ON SATURDAY AFTERNOON THE CRUISERS parked their cars in rows, idled engines in a show of chrome, combustion, exhaust. The girl with the limp knew the makes and models and approximate years, had the arcana of automobiles down. There was talk of other men but she said her interests were hers, didn’t rely on outside influences. Kelly poked his head under raised hoods, searched out the parts he could name. He had never changed his own oil, didn’t necessarily know what the bottom of his truck looked like. He knew the word carburetor but that was another knowledge passing from the earth. There were questions he might have asked if he didn’t hate to open up his ignorance to others.
Everything mechanical sounded better in her voice. The way she said 1955 Chevy, 1964 Dodge . A throaty appreciation, an audible desire.
They surveyed the majesty of hood ornaments, the leaping jaguar, the Pentastar, the impala, the three-pointed star, the Spirit of Ecstasy, the cormorant. A Greek goddess, the archer, the Plymouth ship, the greyhound. An array of rockets evoking a future destined never to come, the face of a chief forced to roam taken lands at new speeds, a golden-winged Cadillac beauty the reminder of a past no one believed. In others cars they saw well-maintained seats, leather made of real animals, preserved to perfection fifty years after the skinned beasts were dust. They peered through windows, examined dashes crowded with dials and meters, buttons and knobs, analog extravagance. They saw a record player in a Dodge Polara and he asked when the car had been built. She didn’t know but she touched his arm, the gesture better than any answer. Before 1930 there were no radios in automobiles, she said, and so what did people listen to when they drove? The sounds of the road, the engine, each other.

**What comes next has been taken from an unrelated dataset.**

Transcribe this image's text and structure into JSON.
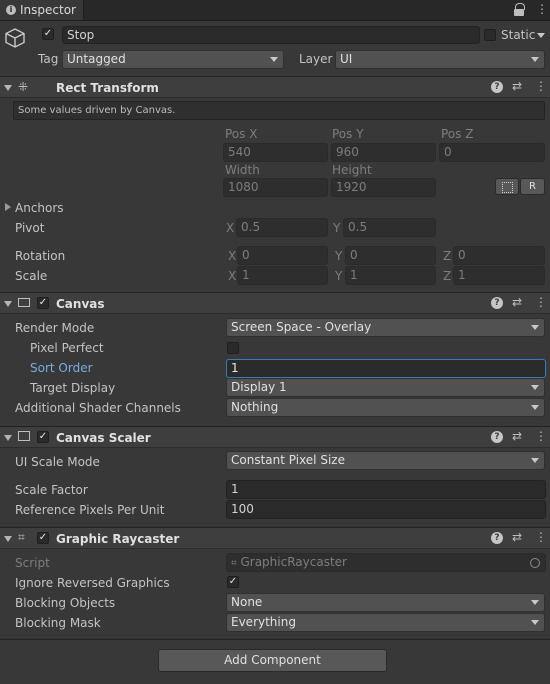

She pointed and said, A 1947 Packard Clipper, a car red like all these cars were red. He walked around the vehicle, kneeled before its skinny grille, considered its endangered curves. He no longer thought about the fire at the plant every day. You couldn’t escape the past but he hoped you could choose what to restore, what to keep gleaming. This was the progress Kelly had seen, not the replacing of the old city with the new but the building of smarter exits and bypasses.